Numerical Simulations and Machine Learning Modelling of Magnetic Systems

In this study, we show the behaviors of a Gamma model subjected to an external field. A magnetic field in the high-symmetry direction lifts the macroscopic classical ground state degeneracy of the honeycomb Γ model and induces a long-range magnetic order. An intriguing √3 by √3 magnetic order is selected by magnetic field for the antiferromagnetic interaction. At high fields, the breaking of the ground-state Z6 symmetry is through two Berezinskii-Kosterlitz-Thouless transitions that enclose a critical XY phase.

Additionally, we present  a numerical study of the disordered J1-J2 system modeled for a double perovskite compound. We find a glass transition at zero temperature, and derive corresponding critical exponents. We further conduct a Landau-Lifshitz dynamics study for the system to construct its dynamic structure factor, in which we observe a coexistence of spin-wave like dispersion and low energy level non-coherent excitations.

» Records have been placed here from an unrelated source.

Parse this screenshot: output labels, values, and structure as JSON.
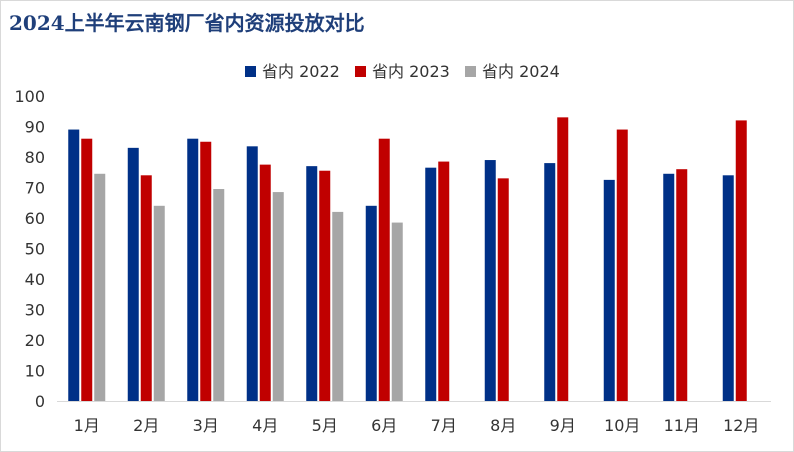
{
  "chart_data": {
    "type": "bar",
    "title": "2024上半年云南钢厂省内资源投放对比",
    "categories": [
      "1月",
      "2月",
      "3月",
      "4月",
      "5月",
      "6月",
      "7月",
      "8月",
      "9月",
      "10月",
      "11月",
      "12月"
    ],
    "series": [
      {
        "name": "省内 2022",
        "color": "#003087",
        "values": [
          89,
          83,
          86,
          83.5,
          77,
          64,
          76.5,
          79,
          78,
          72.5,
          74.5,
          74
        ]
      },
      {
        "name": "省内 2023",
        "color": "#c00000",
        "values": [
          86,
          74,
          85,
          77.5,
          75.5,
          86,
          78.5,
          73,
          93,
          89,
          76,
          92
        ]
      },
      {
        "name": "省内 2024",
        "color": "#a6a6a6",
        "values": [
          74.5,
          64,
          69.5,
          68.5,
          62,
          58.5,
          null,
          null,
          null,
          null,
          null,
          null
        ]
      }
    ],
    "ylim": [
      0,
      100
    ],
    "yticks": [
      0,
      10,
      20,
      30,
      40,
      50,
      60,
      70,
      80,
      90,
      100
    ],
    "legend": "top-center",
    "grid": false
  }
}
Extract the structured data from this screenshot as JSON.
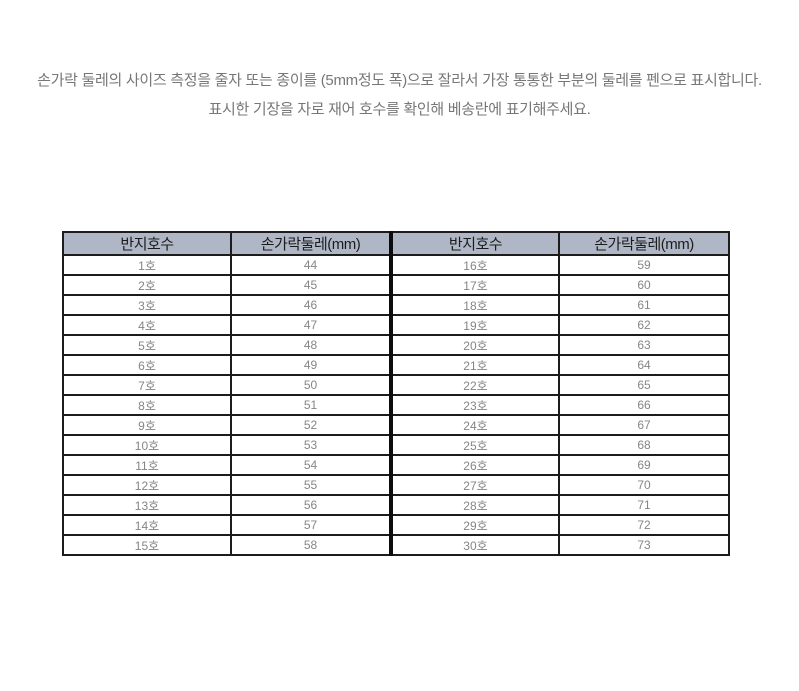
{
  "instructions": {
    "line1": "손가락 둘레의 사이즈 측정을 줄자 또는 종이를 (5mm정도 폭)으로 잘라서 가장 통통한 부분의 둘레를  펜으로 표시합니다.",
    "line2": "표시한 기장을 자로 재어 호수를 확인해 베송란에 표기해주세요."
  },
  "table": {
    "headers": [
      "반지호수",
      "손가락둘레(mm)",
      "반지호수",
      "손가락둘레(mm)"
    ],
    "rows": [
      [
        "1호",
        "44",
        "16호",
        "59"
      ],
      [
        "2호",
        "45",
        "17호",
        "60"
      ],
      [
        "3호",
        "46",
        "18호",
        "61"
      ],
      [
        "4호",
        "47",
        "19호",
        "62"
      ],
      [
        "5호",
        "48",
        "20호",
        "63"
      ],
      [
        "6호",
        "49",
        "21호",
        "64"
      ],
      [
        "7호",
        "50",
        "22호",
        "65"
      ],
      [
        "8호",
        "51",
        "23호",
        "66"
      ],
      [
        "9호",
        "52",
        "24호",
        "67"
      ],
      [
        "10호",
        "53",
        "25호",
        "68"
      ],
      [
        "11호",
        "54",
        "26호",
        "69"
      ],
      [
        "12호",
        "55",
        "27호",
        "70"
      ],
      [
        "13호",
        "56",
        "28호",
        "71"
      ],
      [
        "14호",
        "57",
        "29호",
        "72"
      ],
      [
        "15호",
        "58",
        "30호",
        "73"
      ]
    ]
  },
  "colors": {
    "header_bg": "#AFB7C6",
    "table_border": "#1c1c1c",
    "cell_text": "#858585",
    "instruction_text": "#777777"
  }
}
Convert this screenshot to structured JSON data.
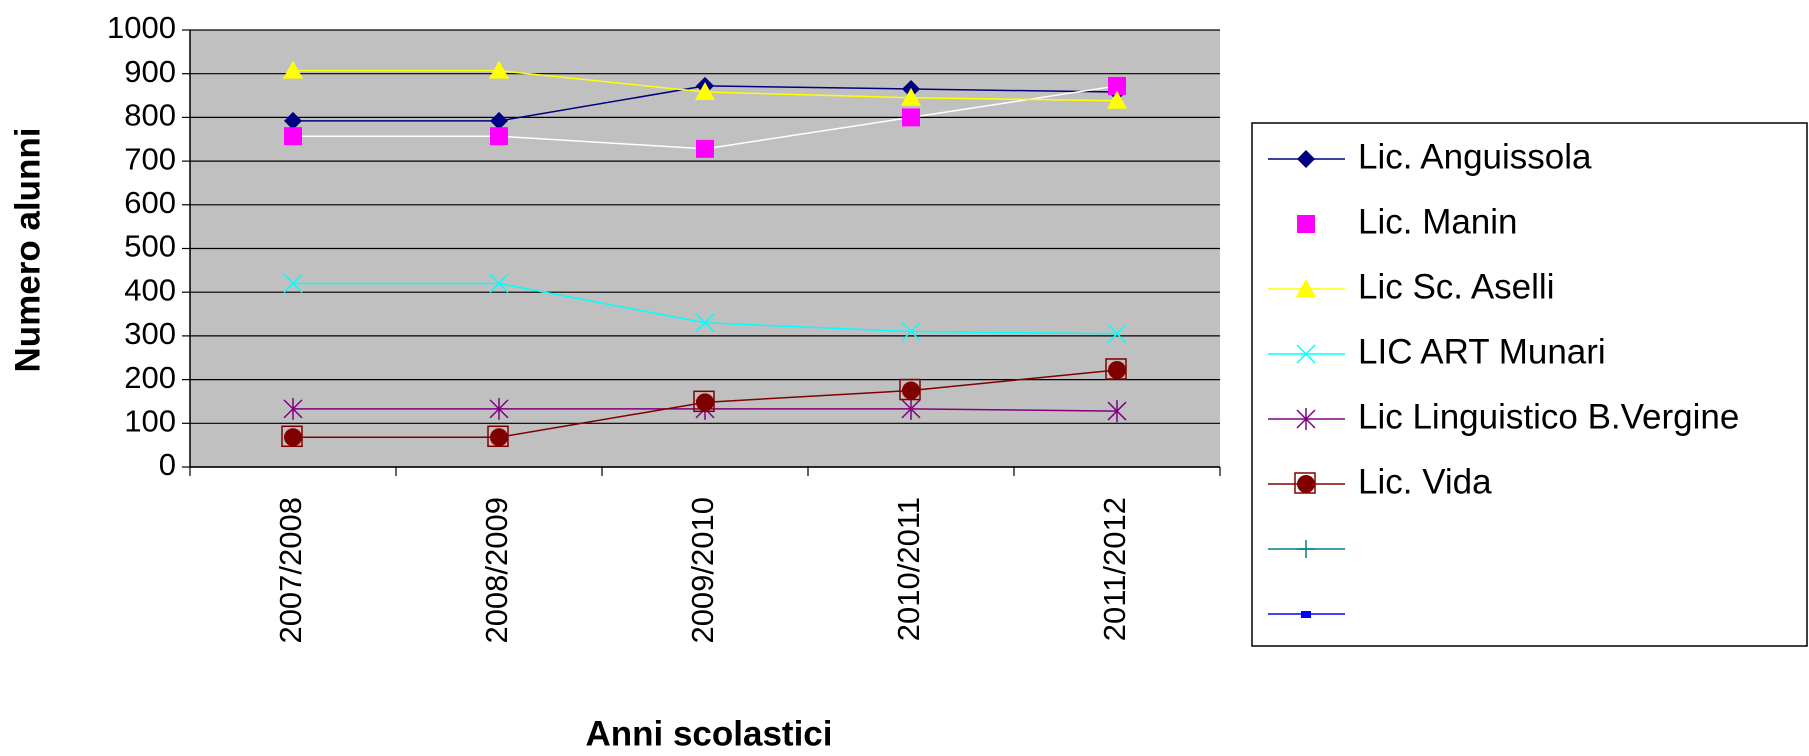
{
  "chart_data": {
    "type": "line",
    "y_label": "Numero alunni",
    "x_label": "Anni scolastici",
    "categories": [
      "2007/2008",
      "2008/2009",
      "2009/2010",
      "2010/2011",
      "2011/2012"
    ],
    "ylim": [
      0,
      1000
    ],
    "yticks": [
      0,
      100,
      200,
      300,
      400,
      500,
      600,
      700,
      800,
      900,
      1000
    ],
    "grid": true,
    "legend": "right",
    "series": [
      {
        "name": "Lic. Anguissola",
        "color": "#000080",
        "marker_color": "#000080",
        "marker": "diamond",
        "values": [
          792,
          792,
          872,
          865,
          858
        ]
      },
      {
        "name": "Lic. Manin",
        "color": "#ffffff",
        "marker_color": "#ff00ff",
        "marker": "square",
        "values": [
          757,
          757,
          728,
          800,
          872
        ]
      },
      {
        "name": "Lic Sc. Aselli",
        "color": "#ffff00",
        "marker_color": "#ffff00",
        "marker": "triangle",
        "values": [
          907,
          907,
          858,
          845,
          838
        ]
      },
      {
        "name": "LIC ART Munari",
        "color": "#00ffff",
        "marker_color": "#00ffff",
        "marker": "x",
        "values": [
          420,
          420,
          330,
          310,
          305
        ]
      },
      {
        "name": "Lic Linguistico B.Vergine",
        "color": "#800080",
        "marker_color": "#800080",
        "marker": "star",
        "values": [
          133,
          133,
          133,
          133,
          128
        ]
      },
      {
        "name": "Lic. Vida",
        "color": "#800000",
        "marker_color": "#800000",
        "marker": "circle",
        "values": [
          68,
          68,
          148,
          175,
          222
        ]
      },
      {
        "name": null,
        "color": "#008080",
        "marker_color": "#008080",
        "marker": "plus",
        "values": [
          null,
          null,
          null,
          null,
          null
        ]
      },
      {
        "name": null,
        "color": "#0000ff",
        "marker_color": "#0000ff",
        "marker": "small-square",
        "values": [
          null,
          null,
          null,
          null,
          null
        ]
      }
    ]
  }
}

Moreover, we present a transferable machine learning framework that can be applied to analyze system configurations of arbitrary sizes for a certain kind of physics model. The neural network model can make accurate predictions of extensive parameters such as phase and energy. We show that the neural network used in this research has a limitation, in that the energy prediction results have systematic deviations around the phase transition. We infer that this limitation is related to the locality of these extensive parameters. To describe the limitation, we extract a critical exponent that describes how the scaling collapse of phase prediction accuracy curves over the input focus sizes.